Mi pequeño árbol en el Kleine Tiergarten

Salir de casa de los amigos, un poco ebria, de vida y de vino. Seguir un camino, curiosamente, amarillo. Y pasar a toda velocidad sobre los rieles del tranvía, atravesar las avenidas como si estuviera poseída por una veleta. Cada tramo con una ausencia. Siempre la misma ausencia. Hay una zona de bares, los chicos se cruzan frente a mi bicicleta, algo chiflan, algo gritan. No les escucho, voy volando hacia mí misma. En esta ciudad prestada y tan bonita, en esta noche amorosa y completa.

Pedaleo con el instinto de los poseídos, me siento a encontrar patrones que armen un sentido infinito entre las voces salvajes en el continuo del espacio y sus grietas. Pedaleo entre las construcciones, parecen ruinas, parecen escombros, sabemos que quedan las flamas por debajo. Luces de alógeno le dan color a la ciudad nocturna, y de lejos veo el planetario, la torre de televisión en Alexanderplatz, paso junto a algunos museos, las calles se estrechan, los recuerdos se agrandan. Llego a un parque y reconozco que estoy cerca de casa. Mi hogar es donde yo vivo. La noche me toma rehén, porque no sé dormir cuando tengo el corazón moribundo, destrozado por el pico de un amante lejano que da vueltas sobre su propio halo. La mañana alborea, el frío me llama. Es hora de salir a deambular, recoger los pasos, atar las memorias. Elegir una vida. Cambiar mi historia.

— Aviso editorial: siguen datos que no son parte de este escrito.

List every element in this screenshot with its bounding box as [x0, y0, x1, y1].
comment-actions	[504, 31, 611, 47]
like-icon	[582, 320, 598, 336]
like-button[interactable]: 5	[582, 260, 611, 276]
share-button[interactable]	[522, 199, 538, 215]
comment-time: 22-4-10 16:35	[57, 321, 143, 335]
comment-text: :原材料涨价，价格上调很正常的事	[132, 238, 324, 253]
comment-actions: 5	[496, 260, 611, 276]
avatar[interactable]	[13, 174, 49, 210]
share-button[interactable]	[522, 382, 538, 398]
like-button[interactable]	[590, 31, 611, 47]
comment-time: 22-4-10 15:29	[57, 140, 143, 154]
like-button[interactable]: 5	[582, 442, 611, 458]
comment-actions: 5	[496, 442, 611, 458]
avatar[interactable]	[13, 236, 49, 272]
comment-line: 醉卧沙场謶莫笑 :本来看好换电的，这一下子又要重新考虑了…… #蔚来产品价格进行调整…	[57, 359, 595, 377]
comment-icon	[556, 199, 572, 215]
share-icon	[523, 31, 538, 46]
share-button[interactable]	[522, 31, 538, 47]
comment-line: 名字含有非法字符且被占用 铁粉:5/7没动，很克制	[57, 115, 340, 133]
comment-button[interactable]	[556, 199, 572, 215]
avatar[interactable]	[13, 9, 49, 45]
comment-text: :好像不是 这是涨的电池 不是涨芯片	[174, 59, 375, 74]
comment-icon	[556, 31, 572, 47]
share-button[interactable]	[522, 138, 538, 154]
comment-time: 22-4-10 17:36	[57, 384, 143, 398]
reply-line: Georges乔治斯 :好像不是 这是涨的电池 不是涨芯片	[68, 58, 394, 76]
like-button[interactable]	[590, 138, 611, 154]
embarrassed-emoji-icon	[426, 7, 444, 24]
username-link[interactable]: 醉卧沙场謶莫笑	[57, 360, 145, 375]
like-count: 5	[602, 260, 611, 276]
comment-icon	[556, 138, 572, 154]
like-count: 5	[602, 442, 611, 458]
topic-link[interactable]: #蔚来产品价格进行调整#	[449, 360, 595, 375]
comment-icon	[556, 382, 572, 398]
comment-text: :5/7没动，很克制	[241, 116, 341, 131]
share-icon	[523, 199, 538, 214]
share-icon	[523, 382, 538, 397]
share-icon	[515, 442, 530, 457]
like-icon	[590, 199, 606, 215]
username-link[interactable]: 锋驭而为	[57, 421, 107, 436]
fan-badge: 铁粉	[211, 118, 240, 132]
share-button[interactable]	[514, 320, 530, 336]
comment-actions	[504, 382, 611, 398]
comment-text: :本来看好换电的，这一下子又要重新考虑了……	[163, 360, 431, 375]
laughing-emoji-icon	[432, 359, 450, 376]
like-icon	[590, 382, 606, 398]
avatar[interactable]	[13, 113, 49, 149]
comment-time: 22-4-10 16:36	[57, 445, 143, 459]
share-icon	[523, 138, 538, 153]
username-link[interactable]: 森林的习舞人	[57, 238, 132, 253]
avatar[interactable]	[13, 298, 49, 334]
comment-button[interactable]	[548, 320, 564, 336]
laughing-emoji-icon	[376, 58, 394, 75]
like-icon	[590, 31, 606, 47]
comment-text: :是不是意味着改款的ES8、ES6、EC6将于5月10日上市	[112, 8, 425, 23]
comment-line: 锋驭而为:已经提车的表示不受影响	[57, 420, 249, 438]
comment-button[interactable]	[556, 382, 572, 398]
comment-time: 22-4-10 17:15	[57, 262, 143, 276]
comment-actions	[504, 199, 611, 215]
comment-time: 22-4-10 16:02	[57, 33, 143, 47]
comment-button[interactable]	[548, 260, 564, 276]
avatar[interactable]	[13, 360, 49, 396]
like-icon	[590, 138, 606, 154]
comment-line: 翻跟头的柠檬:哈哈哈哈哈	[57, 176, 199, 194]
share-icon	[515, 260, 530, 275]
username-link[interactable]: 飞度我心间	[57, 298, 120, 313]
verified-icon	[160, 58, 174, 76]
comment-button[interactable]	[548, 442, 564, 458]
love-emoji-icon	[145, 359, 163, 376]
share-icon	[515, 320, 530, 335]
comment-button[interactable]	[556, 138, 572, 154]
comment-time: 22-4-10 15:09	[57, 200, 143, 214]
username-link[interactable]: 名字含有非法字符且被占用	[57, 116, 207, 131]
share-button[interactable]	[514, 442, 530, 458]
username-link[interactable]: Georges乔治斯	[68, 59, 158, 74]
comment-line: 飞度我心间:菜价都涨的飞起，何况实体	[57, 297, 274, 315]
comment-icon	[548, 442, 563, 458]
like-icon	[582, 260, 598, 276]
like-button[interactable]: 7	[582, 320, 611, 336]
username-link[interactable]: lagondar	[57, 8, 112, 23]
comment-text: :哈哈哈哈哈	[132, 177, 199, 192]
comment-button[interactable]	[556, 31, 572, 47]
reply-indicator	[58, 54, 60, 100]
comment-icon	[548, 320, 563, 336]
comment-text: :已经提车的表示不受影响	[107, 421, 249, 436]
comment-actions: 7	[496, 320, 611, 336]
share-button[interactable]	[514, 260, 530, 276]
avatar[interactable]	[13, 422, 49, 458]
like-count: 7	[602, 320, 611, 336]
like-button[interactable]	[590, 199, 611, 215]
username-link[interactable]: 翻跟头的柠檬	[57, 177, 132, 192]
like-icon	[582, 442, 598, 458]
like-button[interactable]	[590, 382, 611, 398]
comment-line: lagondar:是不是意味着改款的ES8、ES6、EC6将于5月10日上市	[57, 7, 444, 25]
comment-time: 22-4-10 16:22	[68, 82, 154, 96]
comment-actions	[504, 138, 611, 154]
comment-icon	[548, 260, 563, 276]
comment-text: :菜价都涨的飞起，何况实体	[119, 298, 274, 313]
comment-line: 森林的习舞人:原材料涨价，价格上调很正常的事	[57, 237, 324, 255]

Los caminos de olvido, de llanto y de amor me atan a ti, Alemania. Somos fugitivos de los cuerpos, los que huimos. Tengo el miedo de los corderos, sé que viene el ritual, se adelanta. En el parque, lo que anoche yacía escondido, con la mañana se ilumina. Me hace sentir expuesta, la gente que va al trabajo me mira tras escuchar mis balidos de criatura pequeña. Giro el rostro, para que no me vean la cara estrellada. La lejana chimenea parece mi única compañera. Me abrazo a un árbol., porque un año ha pasado y sólo yo he quedado. Me sostiene este aire que toca todas las partes expuesta de mi piel; el sol se refleja, rosáceo sobre las ventanas de la teja berlinesa. Encima de los árboles con hojas naranjas, debajo del cielo con hambre de la mañana, los rayos radiantes deslizan un velo violeta, terciopelo violeta. Los ojos que perciben el soplido sin fin del frío, a la lejanía, se entibian al ver el manto acariciar el prado. Entre los kebap, las tiendas de cerveza y las bicicletas, en una mañana tan bonita, tengo que ir a buscar una iglesia Las ratas entre las raíces de los árboles hacen un sonido de marea.

El nombre amado está paralizado. Dormir no puedo, parece un modo efectivo para derrumbar la memoria. Los besos son dardos afilados. Nada quiero tocar, ni a mí misma me quiero tocar. La suspensión es parte de mi balido. Danzar con la fuerza de los pactos. Danzar y cerrar los ojos, para ofrendar la carne, la sangre y las entrañas. Danzar fuera de mí, para regresar a las costas de mí misma. Cerrar los ojos, para abrir la vista.

Cambiar mi historia, retornar a los sustratos intactos del lenguaje, ser un instante en el recoveco cualquiera del infinito y por ello sentir felicidad. Las manos también ven los cantos de las pléyades. Soy un cristal, las eras pulen mis aristas y, engalanada por la neblina de la bella Berlín, percibo cómo esta inmensa sinfonía me inunda, para revivirme.